Now that's what I call entertainment...

Clogs

I've just had a weekend of what you might call less popular entertainment, albeit almost certainly popular with Jeremy Deller. On Saturday, I travelled by bus to Lewes, for the Lewes Folk Festival day of dance. On the Thursday I'd been (by train) to the Royal Oak to hear a talk by Shirley Collins on BBC collector Bob Copper, and to have a sing song with the Copper Family from Rotten Dean in the second half. That's what's missing from most entertainment these days - the opportunity to sing along!



I have a lot to thank folk music for: it got me in a pub age 16 (the Albion in Bury, I think it was) - I even stood up and sang a song accompanied by my grandad's mandolin (where is it now?). That exerience got me involved with the folk club at Battersea, and that led to my 15 minutes of fame in Helix. One of the first records I bought was an EP by A L Lloyd singing All for me grog.

Kettle Bridge Clogs

So, on Saturday I was greeted by some clog dancers as soon as I got off the bus outside Waitrose. Despite Bill Tidy's cartoon strip, The Cloggies, clogging seems to be the domain of the women dancers and Saturday promised at least four clogging sides in action. I wandered round the corner to another set of sides, to the John Harvey Tavern, thence to the Dorset at the far end of town where I succumbed to a pint of Harvey's Old, well you have to. Already dancing were the Kettle Bridge Clogs with their almost militaristic marching, with bells on their green clogs.

  Oyster Girls

Then there were the Oyster Girls from the Isle of Wight, and finally the non-clog-wearing locals The Knots of May, whose band included a Serpent! I love the repetitive music, particularly if the squeezebox and fiddle are augmented by a tuba and drums - and we all love the Morris Dancers smashing sticks to bits. On the way back to the bus stop, I caught the tail end of a side dancing in plain black clogs without bells, which seemed a bit more authentically Northern. I was yearning to ask one of them if I could photo their clogs, but afraid of being thought a foot fetishist!

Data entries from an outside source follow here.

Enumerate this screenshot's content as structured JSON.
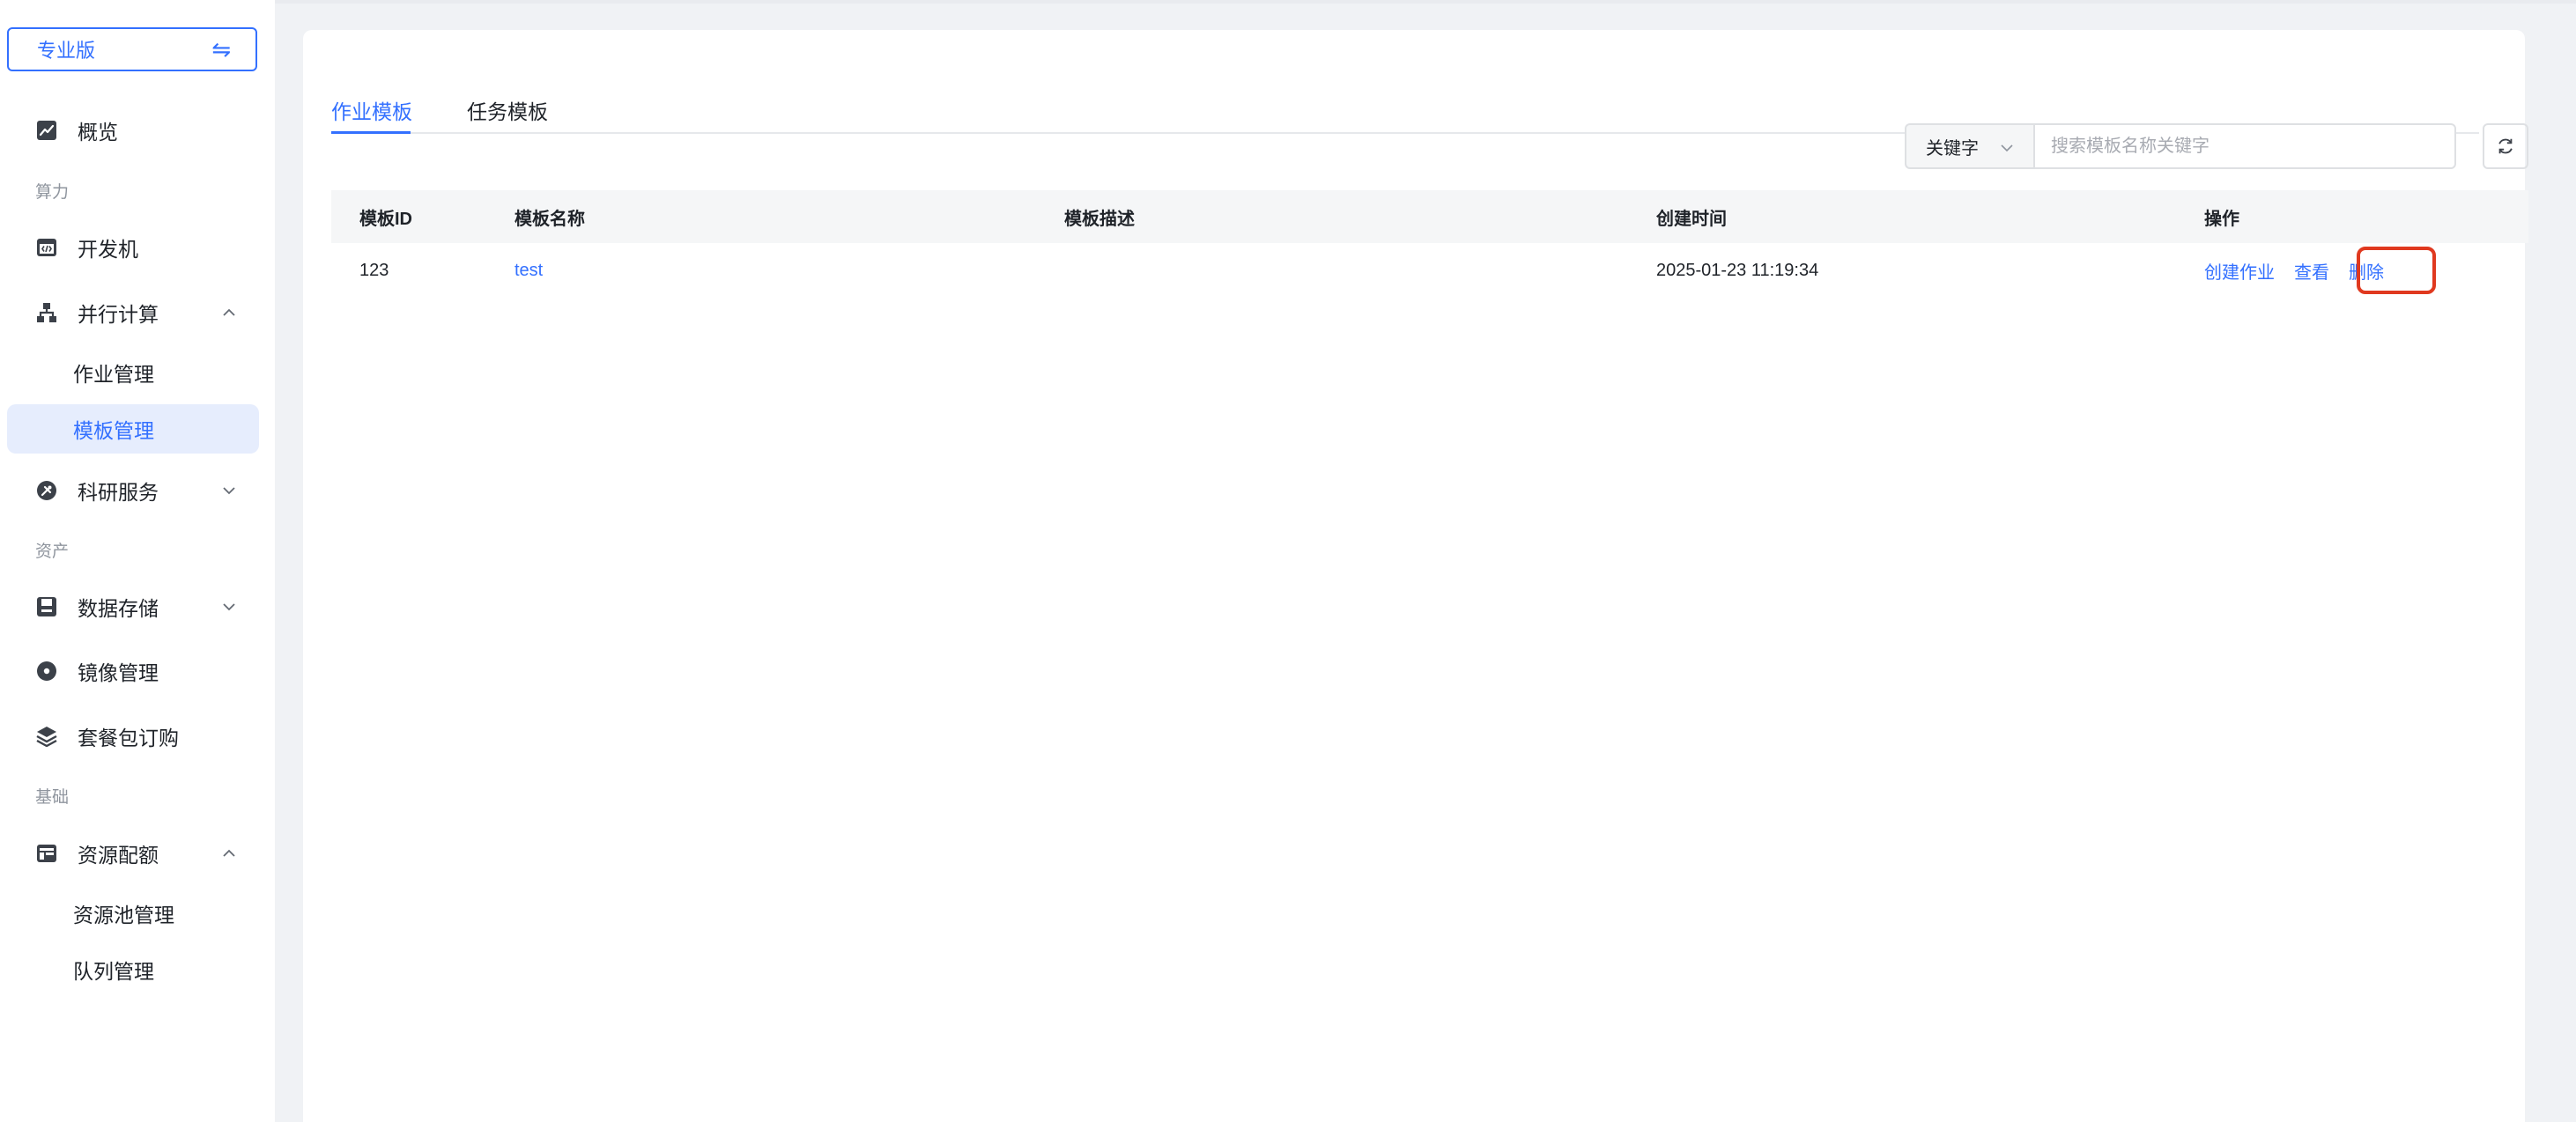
{
  "sidebar": {
    "edition_label": "专业版",
    "swap_icon": "⇋",
    "overview": "概览",
    "groups": {
      "compute": "算力",
      "assets": "资产",
      "basic": "基础"
    },
    "devbox": "开发机",
    "parallel": "并行计算",
    "parallel_children": {
      "jobs": "作业管理",
      "templates": "模板管理"
    },
    "research": "科研服务",
    "storage": "数据存储",
    "images": "镜像管理",
    "packages": "套餐包订购",
    "quota": "资源配额",
    "quota_children": {
      "pools": "资源池管理",
      "queues": "队列管理"
    }
  },
  "tabs": {
    "job_template": "作业模板",
    "task_template": "任务模板"
  },
  "search": {
    "field_label": "关键字",
    "placeholder": "搜索模板名称关键字"
  },
  "table": {
    "headers": {
      "id": "模板ID",
      "name": "模板名称",
      "desc": "模板描述",
      "created": "创建时间",
      "ops": "操作"
    },
    "rows": [
      {
        "id": "123",
        "name": "test",
        "desc": "",
        "created": "2025-01-23 11:19:34",
        "op_create": "创建作业",
        "op_view": "查看",
        "op_delete": "删除"
      }
    ]
  },
  "colors": {
    "accent": "#3370ff",
    "highlight": "#e0391f",
    "active_bg": "#e6edfd"
  }
}
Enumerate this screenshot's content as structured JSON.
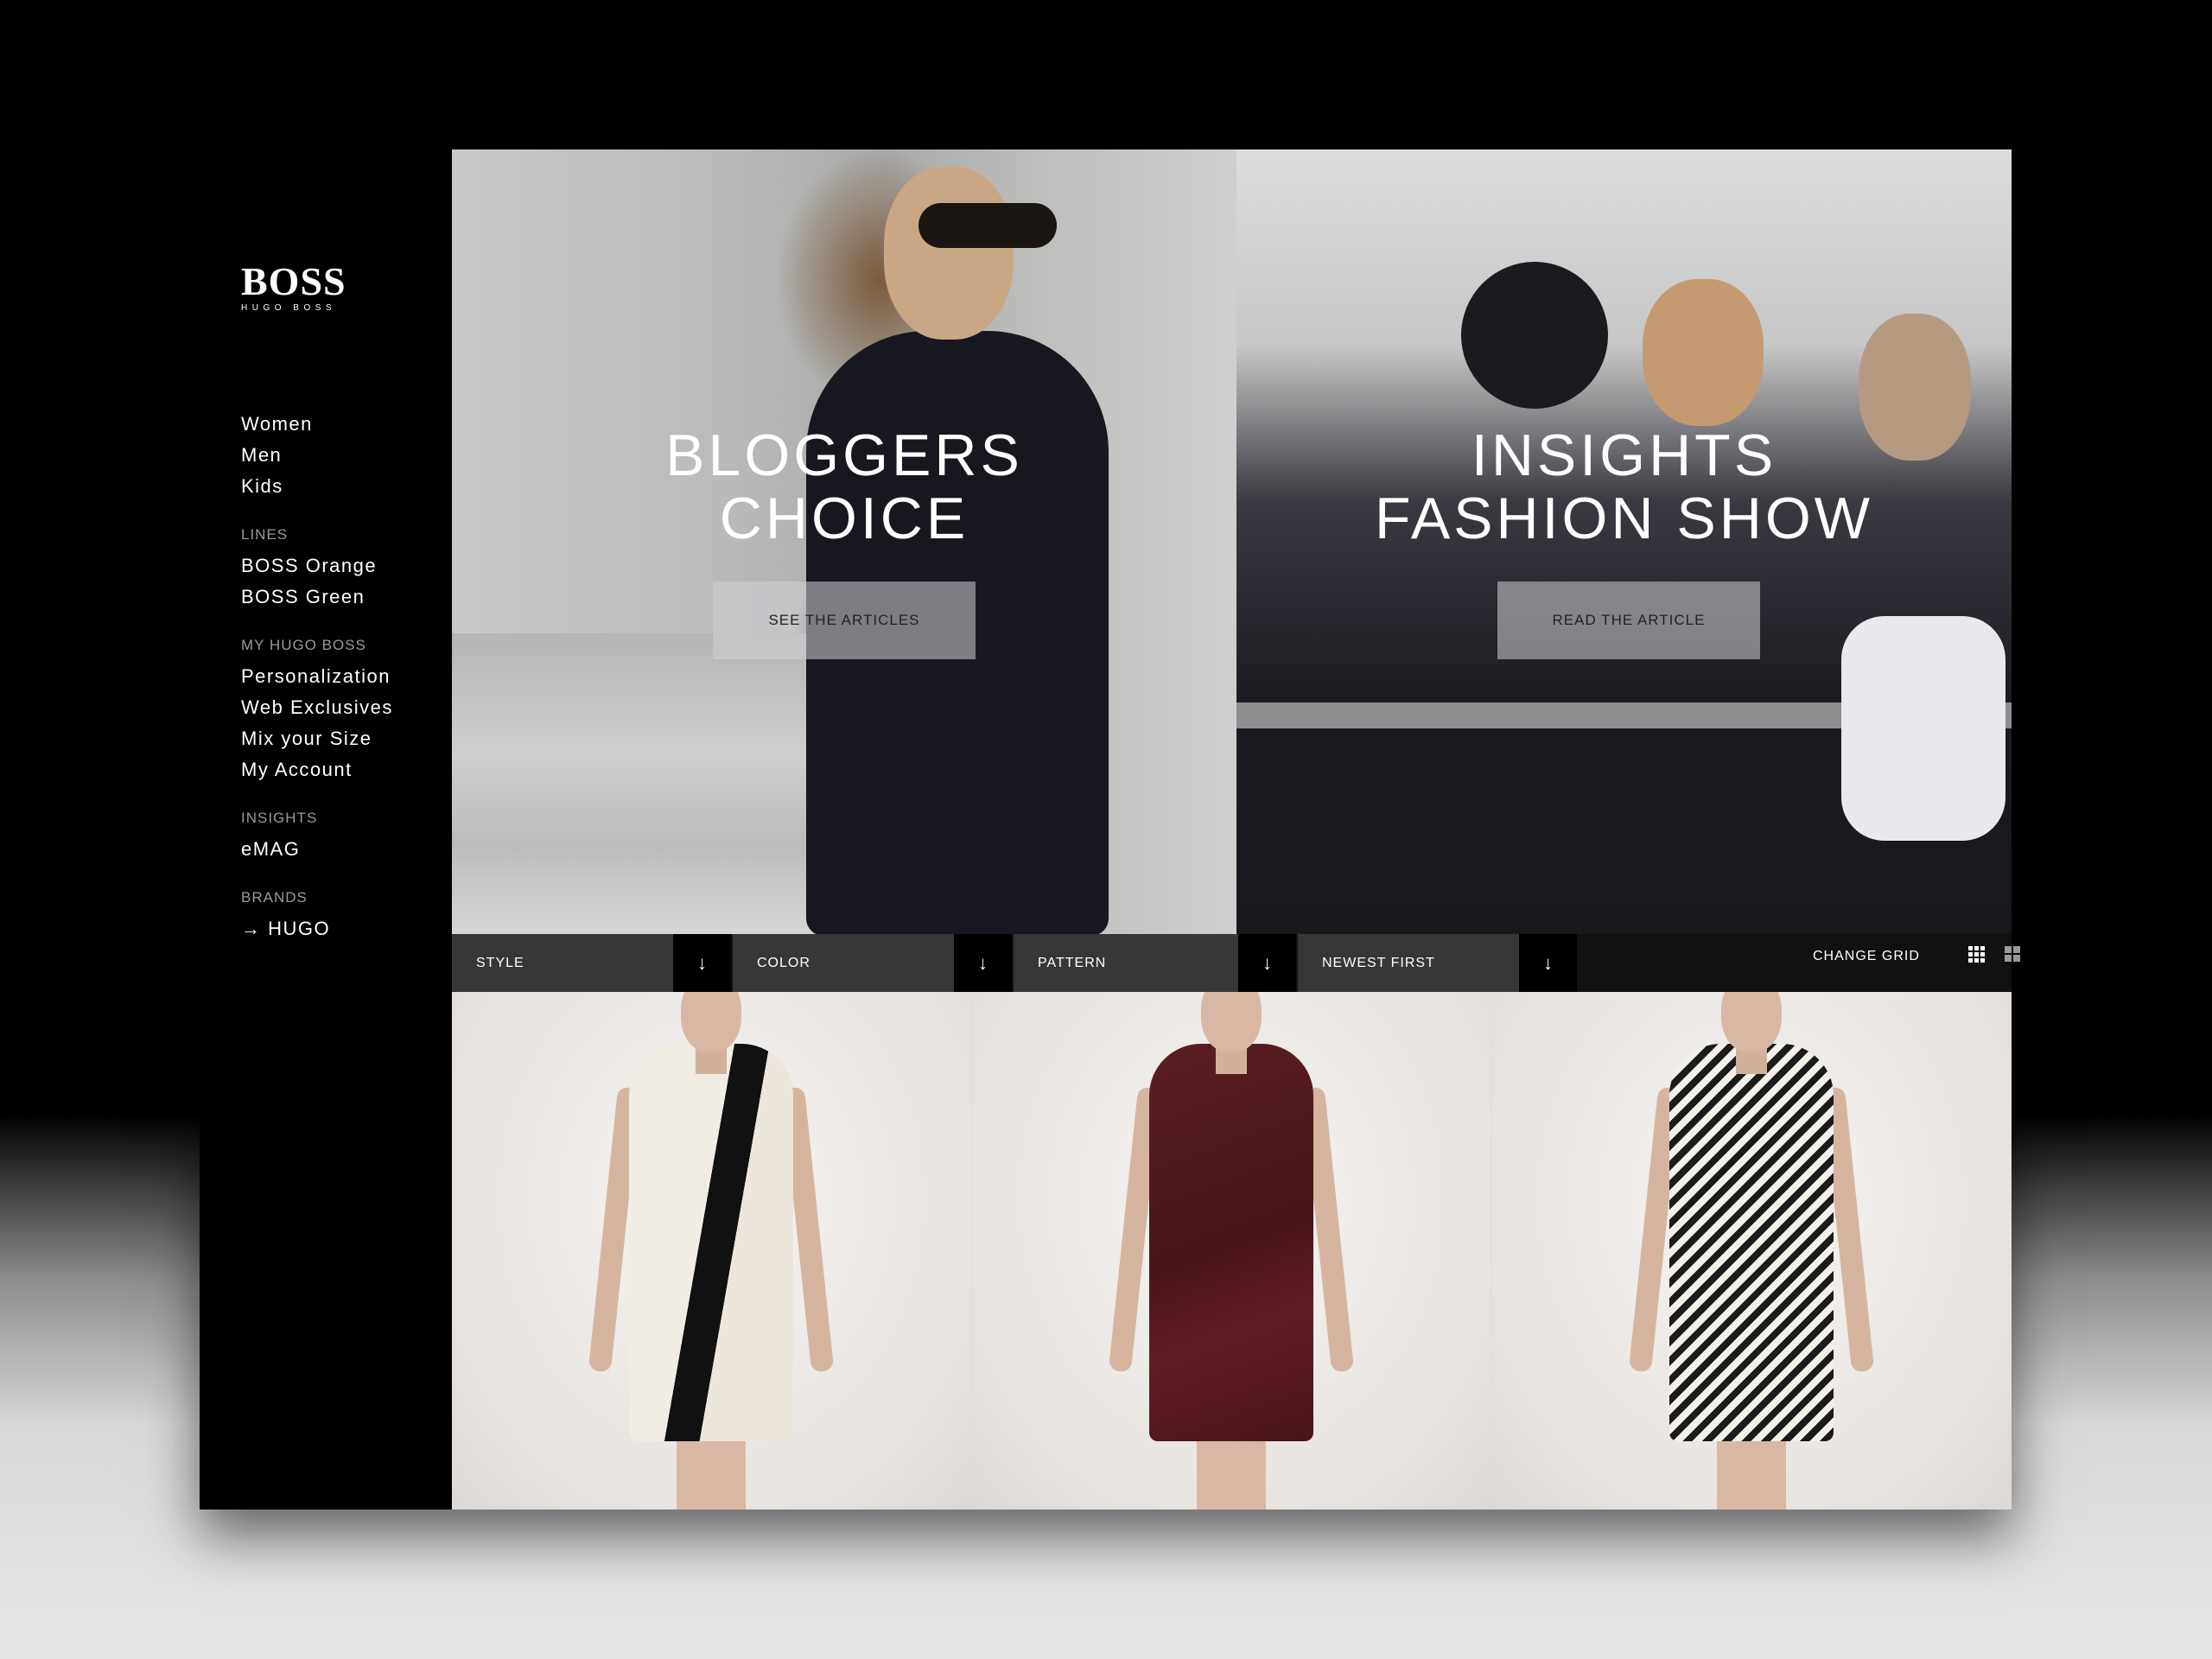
{
  "brand": {
    "logo": "BOSS",
    "logo_sub": "HUGO BOSS"
  },
  "nav": {
    "main": [
      "Women",
      "Men",
      "Kids"
    ],
    "lines": {
      "heading": "LINES",
      "items": [
        "BOSS Orange",
        "BOSS Green"
      ]
    },
    "my_hugo_boss": {
      "heading": "MY HUGO BOSS",
      "items": [
        "Personalization",
        "Web Exclusives",
        "Mix your Size",
        "My Account"
      ]
    },
    "insights": {
      "heading": "INSIGHTS",
      "items": [
        "eMAG"
      ]
    },
    "brands": {
      "heading": "BRANDS",
      "items": [
        "→ HUGO"
      ]
    }
  },
  "hero": {
    "left": {
      "title_line1": "BLOGGERS",
      "title_line2": "CHOICE",
      "button": "SEE THE ARTICLES"
    },
    "right": {
      "title_line1": "INSIGHTS",
      "title_line2": "FASHION SHOW",
      "button": "READ THE ARTICLE"
    }
  },
  "filters": {
    "style": "STYLE",
    "color": "COLOR",
    "pattern": "PATTERN",
    "sort": "NEWEST FIRST",
    "arrow": "↓",
    "change_grid": "CHANGE GRID"
  },
  "products": [
    {
      "name": "cream-black-dress"
    },
    {
      "name": "burgundy-dress"
    },
    {
      "name": "striped-dress"
    }
  ],
  "colors": {
    "sidebar": "#000000",
    "filterbar": "#373737",
    "filter_arrow_bg": "#000000"
  }
}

Men banging sticks from Alan Fred Pipes on Vimeo.


In case you don't know what Morris Dancing looks like, here's a video of Brighton Morris banging sticks.

Compton theatre organ

On a rainy Sunday I was off to Portslade Town Hall to hear a mighty Compton theatre organ. At a recent Dome open day (14 September) I'd come across an organ recital by Dave Davies and was captivated. The organ must be the loudest acoustic instrument there is, and what with added bells and drums - invoked via foot pedals (see below) - makes a magnificent sound. At Portslade it was Christian Cartwright on organist duty, who looked a bit like Peter Kay and told christmas cracker jokes at the end of each set. He's assistant organist at the Pipes in the Peaks.

  Christian Cartwright

I must have been the youngest in the small but enthusiastic audience - we even had tea and KitKats at half time. The Portslade organ is a hybrid of several cinema organs with the original non-working Victorian facade of pipes - and what a sound! You have to experience a theatre organ live. He started with a Buddy Holly medley, including the appropriate Raining in my heart, then went on to the obligatory Dam Busters March, songs from the shows, a Beatles selection and a moving You'll never walk alone. The encore was New York, New York.

The theatre organ can also be the pub singer of musical instruments and sometimes it takes a while to unravel the tune from all the notes! It is also one of the few performance in which the performer has his/her back to the audience - a closed circuit Tv however was looking down at the keyboard, to be projected on a big screen so the side of the stage. Portslade Town Hall seems to be a very underused resource, let's hope the organ recitals are enough to keep it open. Next one is on 10 November: John Mann at 3pm.